RICovery, a student organization and support group active at RIC, recently held an overdose prevention training program on April 5 and 12, where attendees were given training on the proper usage of naloxone as well as provided with naloxone and fentanyl test strips upon completion. The mutual aid focused work of RICovery is both honorable and vital in ensuring a united front against overdose deaths, and deserves the backing of the entire campus community and faculty.

In this, RIC has a clear opportunity to protect its student body while building trust and awareness. As opioid overdoses continue to rise in Rhode Island, RIC must use its funds to back the activities of RICovery completely while promoting naloxone access and harm reduction training with their own resources.

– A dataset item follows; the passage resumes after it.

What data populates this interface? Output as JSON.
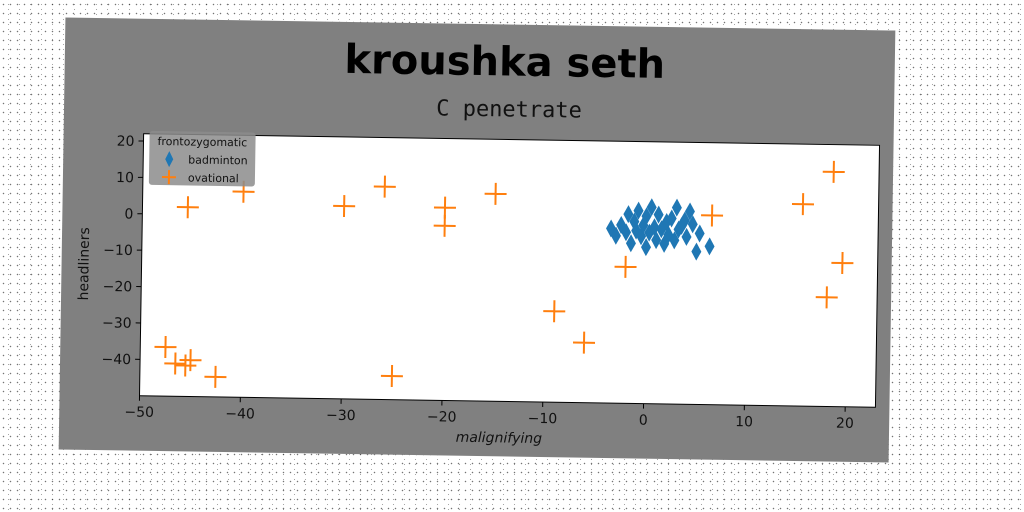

Providing the entirety of the college campus with free and accessible naloxone while sponsoring more mutual aid based programs in student facing areas such as the Quad and Student Union Ballroom will change the perceptions of addiction and treatment on campus.

The state government has additionally granted numerous resources into combating opioid addiction, announcing $11.3 million in grants towards the state in combating addiction and overdoses last year. This, however, must go leagues further. The projected national cost of the crisis is peaking at $1.3 trillion a year, yet even then no cost can justify losing a single life to the vice grip of addiction. Nonprofits like The Providence Center and government-backed programs like Prevent Overdose RI provide naloxone free of charge, but a greater awareness campaign backed by state resources on the accessibility provided by these organizations is crucial to saving Rhode Island lives.

Carrying naloxone, indispensable a tool as it is, is nonetheless not a panacea. Students, as the voices representing the next generation of leadership, have a responsibility to speak up for programs and policies that address the root causes of drug addiction and to dispel the popular, yet viciously ignorant notion that the blame is on the addict themself.

We have found ourselves in a feedback loop of addiction, underfunded treatments and addiction again caused by lack of access to healthcare and mental health resources. Yet, every revolution has started with one voice. Whether it is with or without the backing of RIC and state and federal resources, the time to start a campus wide movement to keep us safe from deadly addiction and promote collective solidarity, destigmatization and cooperation amongst ourselves is now.